A UK company has developed a strain of genetically modified mosquito that could drastically reduce diseases like dengue fever. But are Florida’s residents prepared to trial the GM insect in Key West?
The tourist haven of Florida’s Key West may soon be playing host to a totally new kind of visitor: genetically modified mosquitoes, engineered in a British laboratory to prevent the spread of tropical disease.
The technology has the potential to control deadly mosquito-borne diseases like dengue fever, without the cost and ecological damage that results from using insecticides. But as with any GM technology, opponents warn the insects could do far more harm than good.
A plan to introduce the insects to this southernmost point in the continental United States promises to make it the frontline in a new test of the public’s acceptance of genetic modification.
Currently the authorities in Key West, like mush of the southern United States, spend millions each year controlling mosquitoes. A particular concern is the yellow fever mosquito Aedes aegypti which can spread sometimes deadly dengue fever virus.
Dengue is largely confined to the tropics where it infects more than 50 million people each year. For most it causes a severe and painful fever, but around 25 thousand people die annually, many of them children.
In 2009 Key West had a minor dengue outbreak that coincided with the emergence of resistance to insecticides among local mosquitoes. Concerned about the impact of a future dengue outbreak on tourism, authorities looked to the new GM mosquito being developed by a small Didcot-based start up, Oxitec.
Read more: GM mosquito battles dengue fever
The idea is based on a tried and tested method of insect pest-control: sterilisation. A gene is inserted into the mosquitoes that when it is expressed in the following generation, causes the developing offspring to die.
In the lab, the gene is kept silent by an antibiotic added to the insect’s food. But in the environment, in the absence of antibiotic, the gene is activated. Oxitec’s strategy is to release only male mosquitoes which do not bite humans. If enough are released, all the wild female mosquitoes will breed with the engineered ones. The company claim a field trial in the Cayman Islands in 2010 reduced the dengue mosquito population by 80 per cent.
Some people call it playing God. I call it good management. Dr Michael Doyle
“It’s like the smart bomb or stealth bomber of mosquito control,” says Dr Michael Doyle, director of the Florida Keys Mosquito Control Authority. Aedes aegypti is notorious for avoiding insecticide sprays and other control methods. It can breed in tiny amounts of standing water often in gardens and under homes. Because the GM mosquito targets others, it gets around that problem, he said.
As a result, it has less impact on other insect species. “You can go in and remove the species that are bad and allow the species that may have no effect on humans to play out their role in the environment,” he said. “Some people call that playing God. I call it good management,”
But others don’t see it that way. Anti-GM campaigners have already begun to mobilise opposition in Key West. “Oxitec is a company that is pushing ahead to commercialise this technology without really doing a thorough risk assessment or properly engaging the public in the potential risks,” says Dr Helen Wallace of Genewatch.
Oxitec is pushing ahead to commercialise this technology without really doing a thorough risk assessment. Dr Helen Wallace, Genewatch
Campaigners like Wallace argue Oxitec haven’t properly informed people about the potential for risk of releasing female GM mosquitoes, or evidence that some offspring do survive the fatal effects of the inserted gene.
They are also concerned about whether antibiotics in the environment could allow some mosquitoes with the gene to survive. That presents the possibility of engineered mosquitoes biting someone, or the released mosquitoes evolving resistance to the gene supposed to kill them.

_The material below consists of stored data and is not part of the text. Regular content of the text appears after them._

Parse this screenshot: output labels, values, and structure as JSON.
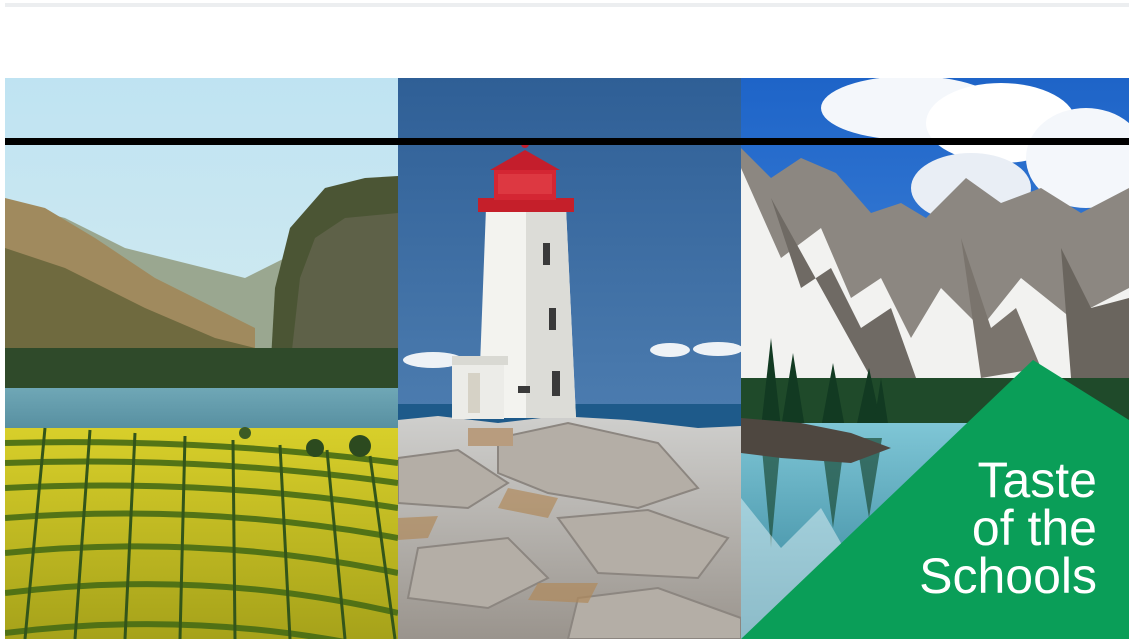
{
  "hero": {
    "panels": [
      {
        "name": "vineyard-lake-photo"
      },
      {
        "name": "lighthouse-photo"
      },
      {
        "name": "mountain-lake-photo"
      }
    ],
    "badge": {
      "lines": [
        "Taste",
        "of the",
        "Schools"
      ],
      "color": "#0a9e58"
    }
  }
}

They accuse Oxitec of moving too fast with the technology before these questions have been addressed.
Read more: A brief history of GM
The company’s CEO, Hadyn Parry, strongly defends his company’s technology as safe and well-studied, arguing it will be independent scrutiny that ultimately decides whether it goes ahead or not. “It’s up to us to prove our case, and its up to the regulators to deem whether our case is safe, sustainable and is likely to prove a benefit,” he said.

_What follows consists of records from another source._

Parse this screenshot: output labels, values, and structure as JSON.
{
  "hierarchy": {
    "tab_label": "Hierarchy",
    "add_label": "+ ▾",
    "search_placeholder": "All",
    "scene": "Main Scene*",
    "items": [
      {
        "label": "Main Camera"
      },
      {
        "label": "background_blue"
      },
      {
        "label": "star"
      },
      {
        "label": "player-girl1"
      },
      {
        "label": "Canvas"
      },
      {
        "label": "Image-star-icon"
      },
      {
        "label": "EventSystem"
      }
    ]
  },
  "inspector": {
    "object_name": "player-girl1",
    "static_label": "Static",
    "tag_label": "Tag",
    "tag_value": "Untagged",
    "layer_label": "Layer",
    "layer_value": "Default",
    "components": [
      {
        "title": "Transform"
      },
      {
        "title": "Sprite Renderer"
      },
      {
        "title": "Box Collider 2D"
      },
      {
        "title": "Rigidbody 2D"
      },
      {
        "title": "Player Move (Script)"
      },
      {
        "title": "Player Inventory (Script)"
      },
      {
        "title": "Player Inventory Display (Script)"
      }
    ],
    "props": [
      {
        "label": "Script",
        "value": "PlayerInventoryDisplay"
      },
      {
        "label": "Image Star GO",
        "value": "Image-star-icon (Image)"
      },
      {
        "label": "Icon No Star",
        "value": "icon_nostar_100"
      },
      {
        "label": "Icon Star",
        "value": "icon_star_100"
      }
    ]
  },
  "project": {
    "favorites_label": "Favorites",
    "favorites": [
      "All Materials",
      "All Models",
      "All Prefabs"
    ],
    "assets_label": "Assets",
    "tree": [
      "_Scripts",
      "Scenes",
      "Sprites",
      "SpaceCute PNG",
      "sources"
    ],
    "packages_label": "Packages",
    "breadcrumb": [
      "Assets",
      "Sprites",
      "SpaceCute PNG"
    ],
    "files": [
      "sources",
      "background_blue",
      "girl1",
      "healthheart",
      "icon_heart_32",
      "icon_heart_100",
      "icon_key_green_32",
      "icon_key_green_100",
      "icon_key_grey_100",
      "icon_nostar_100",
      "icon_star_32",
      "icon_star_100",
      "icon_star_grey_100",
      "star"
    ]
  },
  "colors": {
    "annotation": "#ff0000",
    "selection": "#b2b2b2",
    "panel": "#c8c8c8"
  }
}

In his view, a vocal minority could delay poorer countries a technology that has a real chance of helping them. “You’ve got 50 to 100 million getting dengue each year with symptoms, severity and geographic spread all getting worse – how slow does anyone want us to go?” The company is already conducting field trials in Brazil and is in talks about others in Panama and Malaysia.
You’ve got 50 to 100 million getting dengue each year. How slow does anyone want us to go? Hadyn Perry, Oxitec
The authorities in Key West want the US regulator to rule on the mosquitoes within the next year. One current obstacle is that no regulatory body has jurisdiction over a technology as new as a genetically modified biting insect.
If the US regulator does decide to give a green light to lab-engineered mosquitoes, however, it would set an important global precedent. The US regulator has international recognition and its decisions are often accepted by other countries. That would likely help Oxitec to move into more dengue-affected countries in Asia and South America.
But if they say no, critics fear it could be more than a setback for Oxitec. Advances in lab-engineered insects to control other, even more important diseases like malaria could be delayed by decades, they say.